There has been very little research into the health of rural populations in New Zealand. Part of this has been due to a lack of an agreed definition as to what constitutes “rural”. Another aspect has been political – both within academia and with regard regional and national politics. Within the two New Zealand medical schools, despite targeted government funding the focus is on biomedical rather than health services research. Thus neither school has a dedicated chair in rural health studies, while most academics publishing in the field are rural clinicians with a part-time interest and little training in research. With regards the regional and national scenes, for decades we have seen a centralisation of services and resources on the main centres, shortages in the rural workforce and a political focus on new hospitals and specialist services. The talk will examine the definition of rurality, will talk about rural populations and health services and discuss ways of assessing health needs.

Presenter's Bio:

Ross Lawrenson has a Diploma in Community Health (Otago) and a Doctorate of Medicine form University of London. He has published more than 30 peer reviewed publications on rural health. He is a board member of the rural New Zealand GP Network.
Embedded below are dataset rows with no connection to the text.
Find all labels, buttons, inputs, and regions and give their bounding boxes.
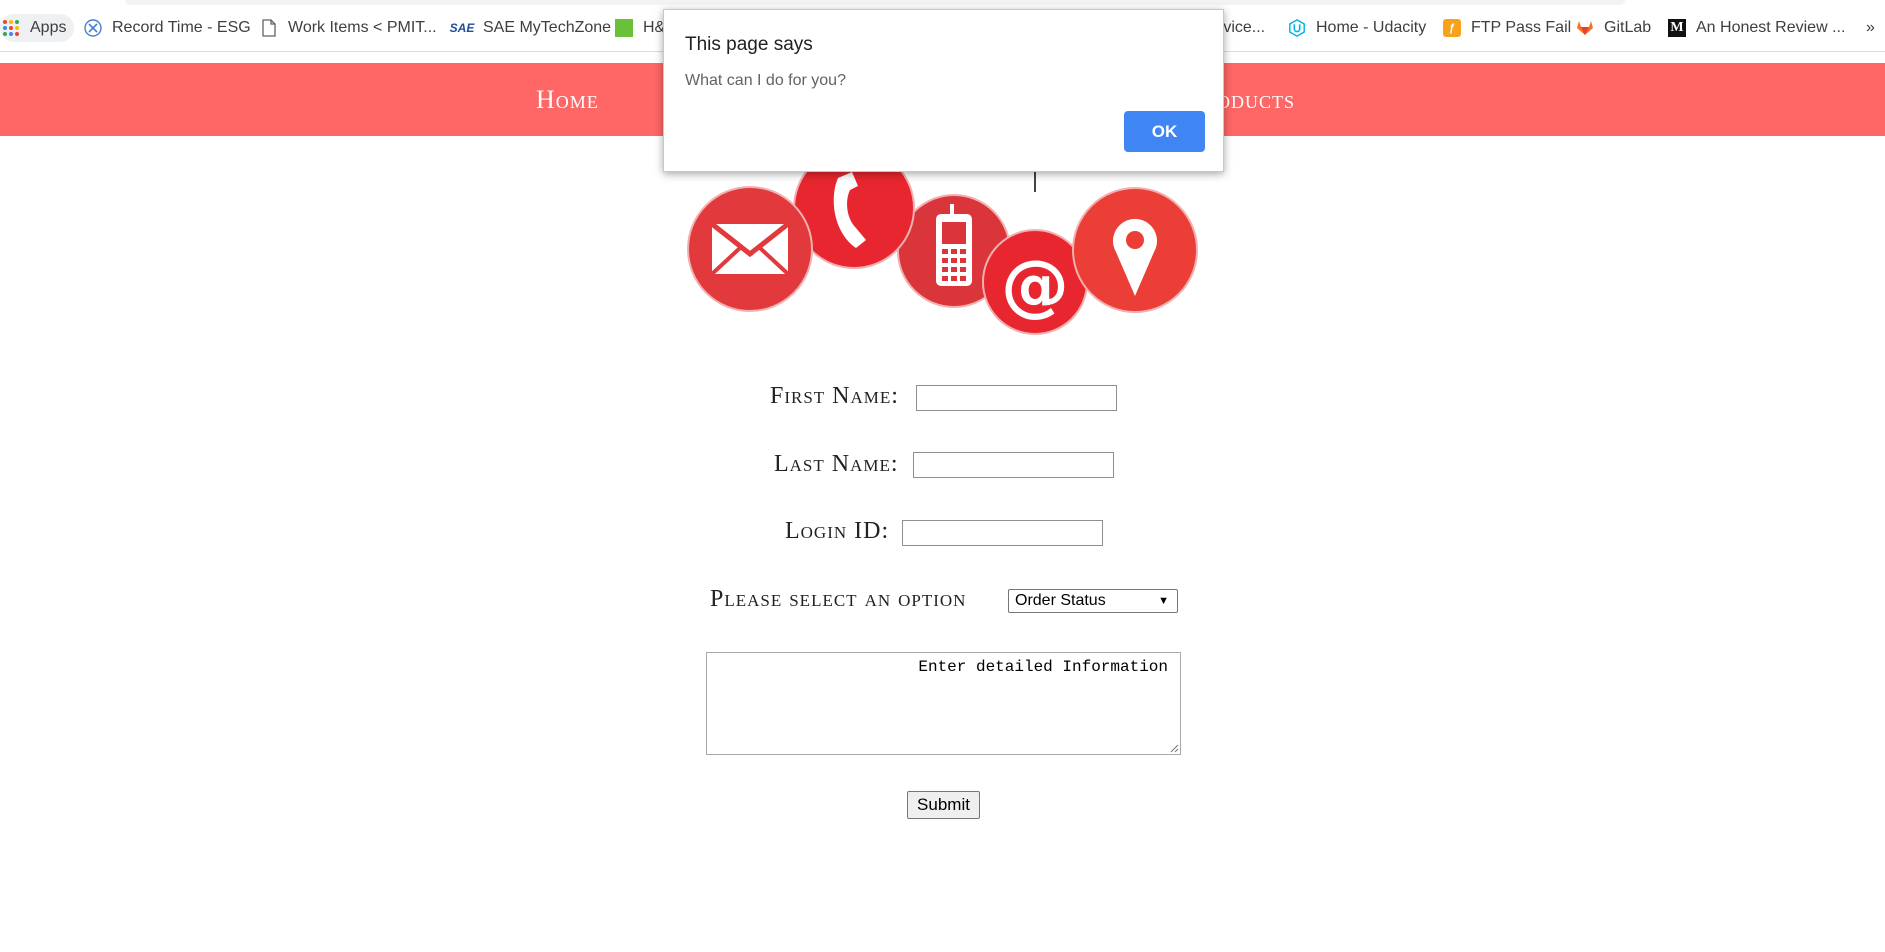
details-textarea-text: Enter detailed Information (918, 658, 1168, 676)
bookmark-medium[interactable]: M An Honest Review ... (1668, 14, 1845, 42)
bookmark-service[interactable]: rvice... (1218, 14, 1265, 42)
bookmark-label: H& (643, 19, 666, 36)
last-name-label: Last Name: (774, 451, 899, 477)
bookmark-h[interactable]: H& (615, 14, 665, 42)
login-id-label: Login ID: (785, 518, 890, 544)
location-pin-icon (1072, 187, 1198, 313)
bookmark-sae[interactable]: SAE SAE MyTechZone (449, 14, 612, 42)
omnibox-edge (125, 0, 1625, 5)
bookmark-label: SAE MyTechZone (483, 19, 612, 36)
dialog-message: What can I do for you? (685, 72, 846, 89)
bookmark-ftp[interactable]: ƒ FTP Pass Fail (1443, 14, 1571, 42)
x-circle-icon (84, 19, 102, 37)
option-select-value: Order Status (1015, 592, 1106, 609)
bookmarks-overflow-button[interactable]: » (1866, 14, 1875, 42)
submit-button[interactable]: Submit (907, 791, 980, 819)
bookmark-udacity[interactable]: Home - Udacity (1288, 14, 1426, 42)
first-name-input[interactable] (916, 385, 1117, 411)
udacity-icon (1288, 19, 1306, 37)
ftp-icon: ƒ (1443, 19, 1461, 37)
dropdown-arrow-icon: ▼ (1158, 595, 1169, 607)
bookmark-label: Record Time - ESG (112, 19, 251, 36)
apps-bookmark[interactable]: Apps (0, 14, 75, 42)
dialog-title: This page says (685, 34, 813, 55)
bookmark-label: Work Items < PMIT... (288, 19, 437, 36)
envelope-icon (687, 186, 813, 312)
green-square-icon (615, 19, 633, 37)
bookmark-work-items[interactable]: Work Items < PMIT... (260, 14, 437, 42)
dialog-ok-button[interactable]: OK (1124, 111, 1205, 152)
at-sign-icon: @ (982, 229, 1088, 335)
login-id-input[interactable] (902, 520, 1103, 546)
first-name-label: First Name: (770, 383, 899, 409)
overflow-chevron-icon: » (1866, 19, 1875, 36)
page-icon (260, 19, 278, 37)
medium-icon: M (1668, 19, 1686, 37)
apps-grid-icon (2, 19, 20, 37)
bookmark-label: An Honest Review ... (1696, 19, 1846, 36)
bookmark-label: Home - Udacity (1316, 19, 1427, 36)
option-select[interactable]: Order Status ▼ (1008, 589, 1178, 613)
bookmark-label: rvice... (1218, 19, 1266, 36)
bookmark-record-time[interactable]: Record Time - ESG (84, 14, 251, 42)
sae-logo-icon: SAE (449, 21, 475, 35)
apps-label: Apps (30, 19, 67, 36)
alert-dialog: This page says What can I do for you? OK (663, 9, 1224, 172)
gitlab-icon (1576, 19, 1594, 37)
resize-grip-icon[interactable] (1169, 743, 1179, 753)
nav-home[interactable]: Home (536, 85, 599, 115)
bookmark-label: FTP Pass Fail (1471, 19, 1572, 36)
nav-products[interactable]: oducts (1217, 85, 1295, 115)
details-textarea[interactable]: Enter detailed Information (706, 652, 1181, 755)
select-option-label: Please select an option (710, 586, 967, 612)
last-name-input[interactable] (913, 452, 1114, 478)
svg-text:@: @ (1001, 246, 1069, 325)
bookmark-gitlab[interactable]: GitLab (1576, 14, 1651, 42)
bookmark-label: GitLab (1604, 19, 1652, 36)
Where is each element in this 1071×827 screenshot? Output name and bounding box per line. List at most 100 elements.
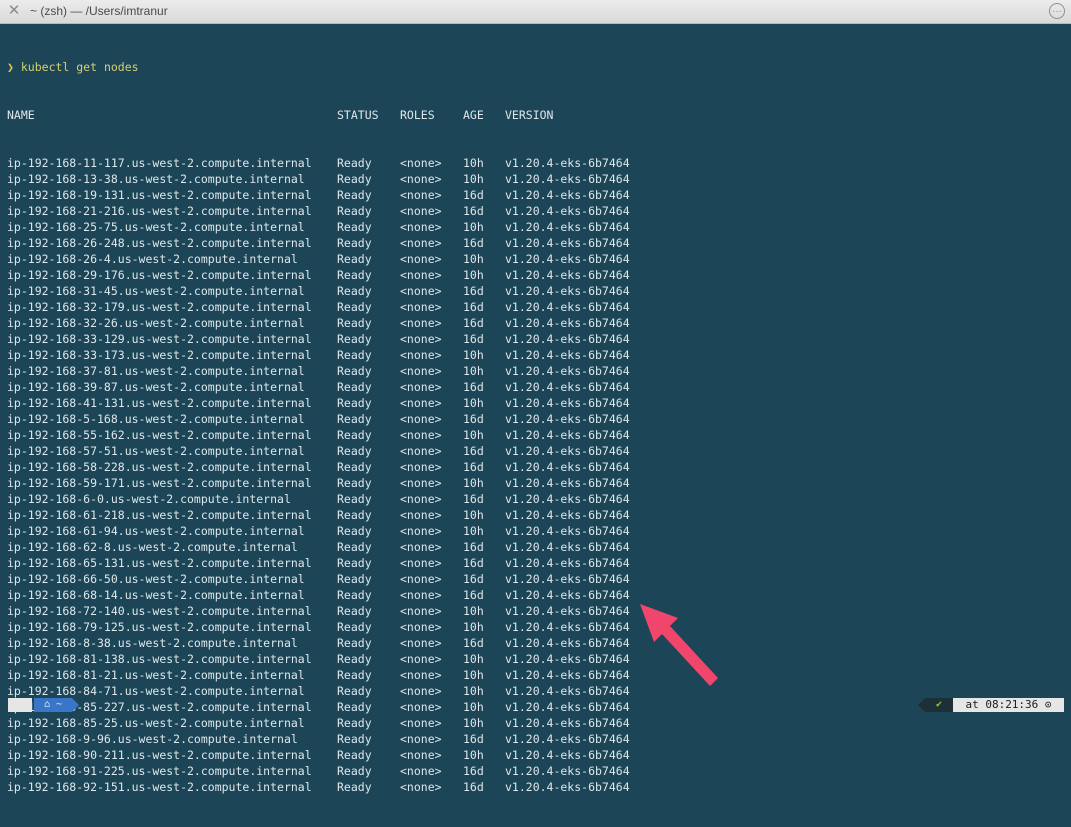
node-age: 16d [463,300,484,314]
node-roles: <none> [400,540,442,554]
table-row: ip-192-168-65-131.us-west-2.compute.inte… [7,555,1062,571]
node-age: 10h [463,172,484,186]
node-status: Ready [337,636,372,650]
current-directory: ⌂ ~ [34,698,72,712]
node-version: v1.20.4-eks-6b7464 [505,732,630,746]
apple-icon [8,698,32,712]
node-age: 16d [463,412,484,426]
node-age: 10h [463,268,484,282]
node-age: 10h [463,396,484,410]
node-name: ip-192-168-90-211.us-west-2.compute.inte… [7,748,312,762]
close-icon[interactable]: ✕ [6,3,22,19]
node-version: v1.20.4-eks-6b7464 [505,764,630,778]
node-age: 16d [463,732,484,746]
table-row: ip-192-168-61-94.us-west-2.compute.inter… [7,523,1062,539]
node-version: v1.20.4-eks-6b7464 [505,252,630,266]
more-icon[interactable]: … [1049,3,1065,19]
node-name: ip-192-168-9-96.us-west-2.compute.intern… [7,732,298,746]
annotation-arrow-shape [640,604,718,686]
node-name: ip-192-168-13-38.us-west-2.compute.inter… [7,172,305,186]
node-status: Ready [337,524,372,538]
node-version: v1.20.4-eks-6b7464 [505,444,630,458]
node-status: Ready [337,604,372,618]
table-row: ip-192-168-31-45.us-west-2.compute.inter… [7,283,1062,299]
node-age: 16d [463,460,484,474]
title-bar: ✕ ~ (zsh) — /Users/imtranur … [0,0,1071,24]
node-roles: <none> [400,604,442,618]
node-version: v1.20.4-eks-6b7464 [505,524,630,538]
node-status: Ready [337,540,372,554]
table-row: ip-192-168-62-8.us-west-2.compute.intern… [7,539,1062,555]
node-version: v1.20.4-eks-6b7464 [505,220,630,234]
node-age: 16d [463,236,484,250]
node-name: ip-192-168-66-50.us-west-2.compute.inter… [7,572,305,586]
node-name: ip-192-168-32-179.us-west-2.compute.inte… [7,300,312,314]
check-icon: ✔ [925,698,953,712]
table-row: ip-192-168-9-96.us-west-2.compute.intern… [7,731,1062,747]
node-roles: <none> [400,716,442,730]
table-row: ip-192-168-41-131.us-west-2.compute.inte… [7,395,1062,411]
node-roles: <none> [400,348,442,362]
terminal-window: ✕ ~ (zsh) — /Users/imtranur … ❯ kubectl … [0,0,1071,794]
node-status: Ready [337,764,372,778]
node-age: 10h [463,620,484,634]
table-row: ip-192-168-68-14.us-west-2.compute.inter… [7,587,1062,603]
node-age: 10h [463,428,484,442]
node-status: Ready [337,268,372,282]
node-name: ip-192-168-25-75.us-west-2.compute.inter… [7,220,305,234]
node-roles: <none> [400,300,442,314]
node-name: ip-192-168-68-14.us-west-2.compute.inter… [7,588,305,602]
node-name: ip-192-168-39-87.us-west-2.compute.inter… [7,380,305,394]
prompt-icon: ❯ [7,60,14,74]
node-name: ip-192-168-33-173.us-west-2.compute.inte… [7,348,312,362]
node-roles: <none> [400,268,442,282]
node-age: 16d [463,380,484,394]
node-roles: <none> [400,380,442,394]
node-roles: <none> [400,668,442,682]
segment-separator [72,698,79,712]
node-version: v1.20.4-eks-6b7464 [505,300,630,314]
node-status: Ready [337,492,372,506]
node-roles: <none> [400,620,442,634]
header-status: STATUS [337,108,379,122]
table-row: ip-192-168-57-51.us-west-2.compute.inter… [7,443,1062,459]
table-row: ip-192-168-6-0.us-west-2.compute.interna… [7,491,1062,507]
node-roles: <none> [400,236,442,250]
table-row: ip-192-168-19-131.us-west-2.compute.inte… [7,187,1062,203]
node-status: Ready [337,668,372,682]
node-roles: <none> [400,508,442,522]
node-name: ip-192-168-55-162.us-west-2.compute.inte… [7,428,312,442]
table-row: ip-192-168-72-140.us-west-2.compute.inte… [7,603,1062,619]
node-age: 10h [463,524,484,538]
node-roles: <none> [400,572,442,586]
node-age: 10h [463,652,484,666]
segment-separator-right [918,698,925,712]
node-age: 10h [463,748,484,762]
node-status: Ready [337,188,372,202]
node-name: ip-192-168-33-129.us-west-2.compute.inte… [7,332,312,346]
table-row: ip-192-168-5-168.us-west-2.compute.inter… [7,411,1062,427]
node-name: ip-192-168-29-176.us-west-2.compute.inte… [7,268,312,282]
node-roles: <none> [400,428,442,442]
node-name: ip-192-168-26-4.us-west-2.compute.intern… [7,252,298,266]
node-status: Ready [337,236,372,250]
node-status: Ready [337,620,372,634]
node-roles: <none> [400,476,442,490]
node-roles: <none> [400,220,442,234]
table-row: ip-192-168-81-138.us-west-2.compute.inte… [7,651,1062,667]
table-row: ip-192-168-13-38.us-west-2.compute.inter… [7,171,1062,187]
node-name: ip-192-168-41-131.us-west-2.compute.inte… [7,396,312,410]
node-version: v1.20.4-eks-6b7464 [505,348,630,362]
node-status: Ready [337,252,372,266]
node-name: ip-192-168-72-140.us-west-2.compute.inte… [7,604,312,618]
node-status: Ready [337,300,372,314]
node-status: Ready [337,428,372,442]
node-age: 10h [463,252,484,266]
node-version: v1.20.4-eks-6b7464 [505,188,630,202]
table-row: ip-192-168-26-4.us-west-2.compute.intern… [7,251,1062,267]
node-roles: <none> [400,588,442,602]
node-version: v1.20.4-eks-6b7464 [505,172,630,186]
node-roles: <none> [400,732,442,746]
table-row: ip-192-168-33-129.us-west-2.compute.inte… [7,331,1062,347]
table-row: ip-192-168-59-171.us-west-2.compute.inte… [7,475,1062,491]
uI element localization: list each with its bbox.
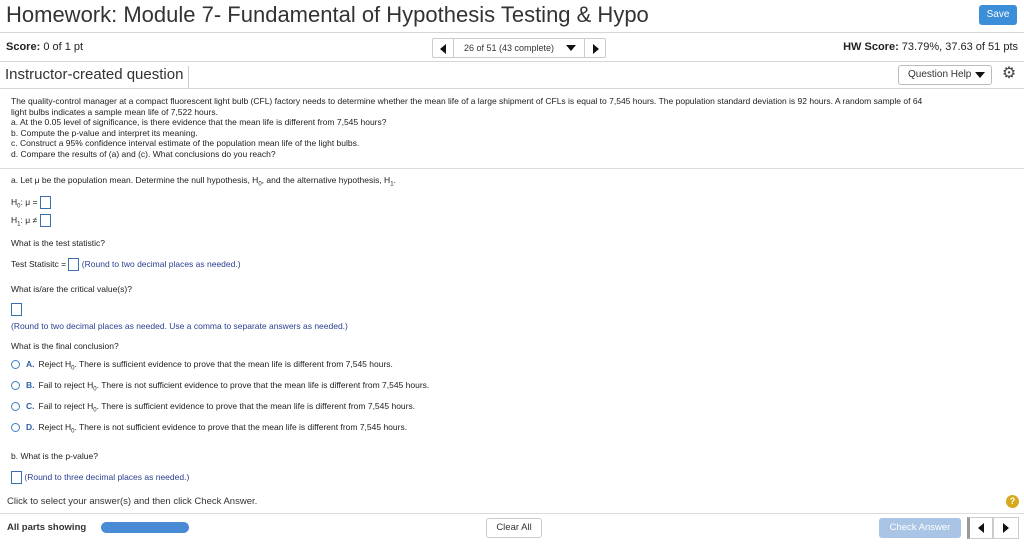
arrow-left-icon bbox=[440, 44, 446, 54]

‘‘Who partners up? Educational Assortative Matching and the Distribution of Income in New Zealand’’

  • Date: Tuesday 19 February 2019
  • Time: 1:10pm - 2pm
  • Location: K.G.06

Omoniyi Alimi, NIDEA and Waikato Management School, University of Waikato, Hamilton, New Zealand

Abstract:

Educational assortative matching among couples, i.e. the phenomenon whereby the high-educated have partners who are also high-educated, can be a driver of the distribution of income in New Zealand - which has experienced rising inequality, increased educational attainment and a relatively low, and falling, wage premium for higher levels of education.  Using data from the Censuses of Population and Dwellings and a counterfactual randomisation methodology, we find that educational assortative matching has increased and driven by increased matching in the middle of the educational distribution.  Spatially, higher and increasing levels of educational assortative matching is seen in metropolitan areas and has had an inequality-increasing impact on the distribution of income, especially for the full-time employed. Additionally, sorting on observable characteristics such as age and location are also inequality-increasing and sorting on unobservable characteristics that impact on income can play an important role as well.

Presenter's Bio:

Omoniyi Alimi recently submitted his PhD, jointly supervised at the National Institute of Demographic and Economic Analysis and the Department of Economics at the University of Waikato. He is currently a Teaching Fellow in the Waikato Management School. His research focuses on the impact of ageing, migration and assortative matching on income inequality within and between New Zealand urban areas.